B/R: Is legacy only about rings? LeBron has been to eight straight Finals—no one has done that since the 1960s Celtics. Doesn't that mean something?
Carter: When he starts training camp, guess what he says? My season is going to the middle of June, every year. For eight years. I can't knock somebody like that when I, who's standing before you today, have not been there one time. I think it's amazing.
Barry: That's an accomplishment in itself, regardless of whatever [outcome].
Billups: That means a ton. Absolutely. Just the level of excellence and commitment and dedication, every single year.

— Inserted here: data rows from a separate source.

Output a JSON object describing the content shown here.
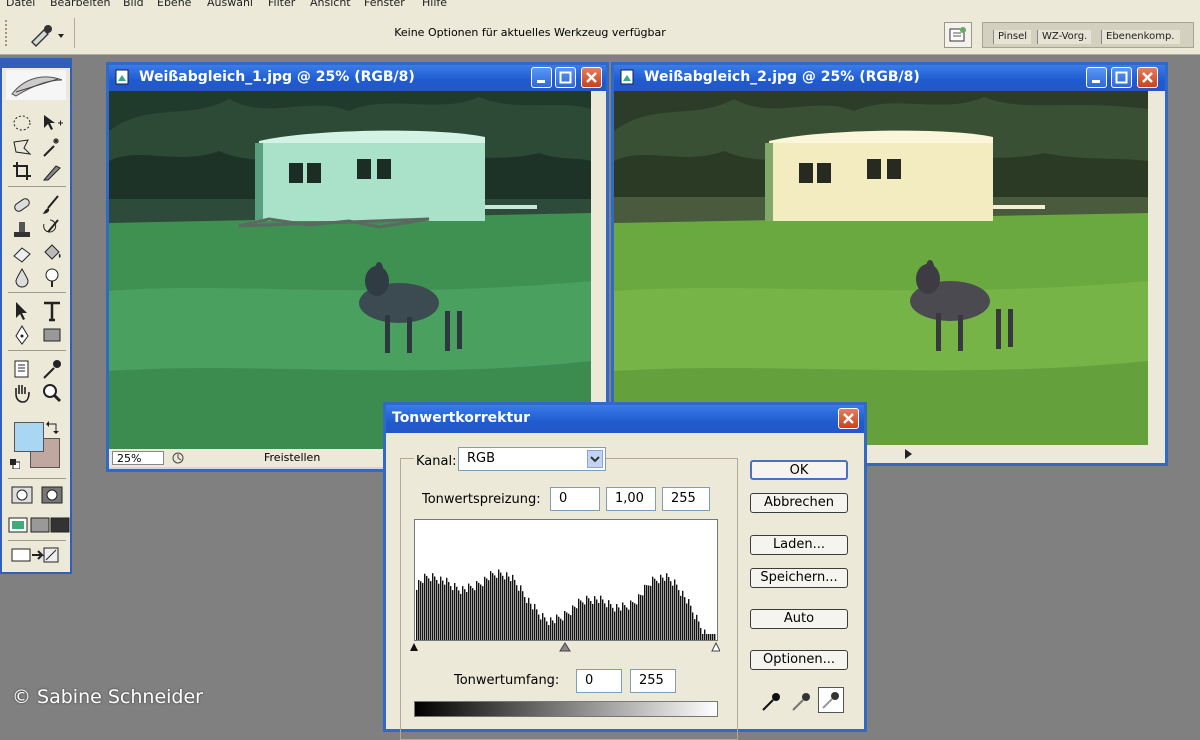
{
  "menu": [
    "Datei",
    "Bearbeiten",
    "Bild",
    "Ebene",
    "Auswahl",
    "Filter",
    "Ansicht",
    "Fenster",
    "Hilfe"
  ],
  "options_bar": {
    "message": "Keine Optionen für aktuelles Werkzeug verfügbar",
    "palette_tabs": [
      "Pinsel",
      "WZ-Vorg.",
      "Ebenenkomp."
    ]
  },
  "windows": [
    {
      "title": "Weißabgleich_1.jpg @ 25% (RGB/8)",
      "zoom": "25%",
      "status": "Freistellen"
    },
    {
      "title": "Weißabgleich_2.jpg @ 25% (RGB/8)"
    }
  ],
  "dialog": {
    "title": "Tonwertkorrektur",
    "channel_label": "Kanal:",
    "channel_value": "RGB",
    "input_levels_label": "Tonwertspreizung:",
    "input_levels": [
      "0",
      "1,00",
      "255"
    ],
    "output_levels_label": "Tonwertumfang:",
    "output_levels": [
      "0",
      "255"
    ],
    "buttons": {
      "ok": "OK",
      "cancel": "Abbrechen",
      "load": "Laden...",
      "save": "Speichern...",
      "auto": "Auto",
      "options": "Optionen..."
    }
  },
  "colors": {
    "foreground": "#a9d7f3",
    "background": "#c0a8a0",
    "title_bar": "#2458c8"
  },
  "credit": "© Sabine Schneider"
}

Mark Duncan/Associated Press
Thomas: He's been able to dominate this era, going to the Finals for nine of the 15 years. In my lifetime, I've never seen this. And I've played against Kareem Abdul-Jabbar, played against Michael Jordan. I don't think any of us have ever seen anything like what we're witnessing.

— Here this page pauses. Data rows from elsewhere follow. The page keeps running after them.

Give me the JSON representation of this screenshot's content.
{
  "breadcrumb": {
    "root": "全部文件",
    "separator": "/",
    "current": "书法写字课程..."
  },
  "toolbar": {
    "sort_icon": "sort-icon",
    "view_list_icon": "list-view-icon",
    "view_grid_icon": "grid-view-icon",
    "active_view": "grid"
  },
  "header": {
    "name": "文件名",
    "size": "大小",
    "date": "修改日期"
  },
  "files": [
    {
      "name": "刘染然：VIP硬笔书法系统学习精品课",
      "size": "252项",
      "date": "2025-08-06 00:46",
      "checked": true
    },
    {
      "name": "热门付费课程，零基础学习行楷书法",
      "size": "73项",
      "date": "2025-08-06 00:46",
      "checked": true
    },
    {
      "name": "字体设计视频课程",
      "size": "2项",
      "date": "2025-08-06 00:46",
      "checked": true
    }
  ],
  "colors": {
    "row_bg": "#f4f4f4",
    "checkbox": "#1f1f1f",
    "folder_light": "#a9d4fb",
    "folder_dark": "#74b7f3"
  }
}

Pierce: I mean, yeah, it puts him up there. But not there.
Bryant: You've known me long enough to know what my answer is.
B/R: LeBron is the only player in history with 30,000 points, 8,000 rebounds and 8,000 assists. He could pass Michael Jordan in career scoring next season. He's made more Finals. But the ring count is 6-3. So how does this all impact the GOAT discussion? (And if it's just about titles, shouldn't we start with Bill Russell and his 11?)
Scott: LeBron is more like Magic than Michael. Michael or Kobe never came into the league being a facilitator. They never came into the league being a walking triple-double. So how can you compare? Mike was an assassin. That's the glaring difference. Who's the better all-around player? LeBron, hands down.
Jalen Rose: I just think that out of respect to both players, Michael Jordan is just in another stratosphere from everybody else. If it was about counting rings, then we'll say Bill Russell should be the GOAT.
Barry: I think [LeBron's] cemented as one of the top five players to ever play. I think he's the greatest athlete that ever played; I think he's the best all-around player that's ever played. But Michael to me is the greatest competitor, athlete, that's ever played any sport. The mentality of Michael Jordan just separates him from the rest.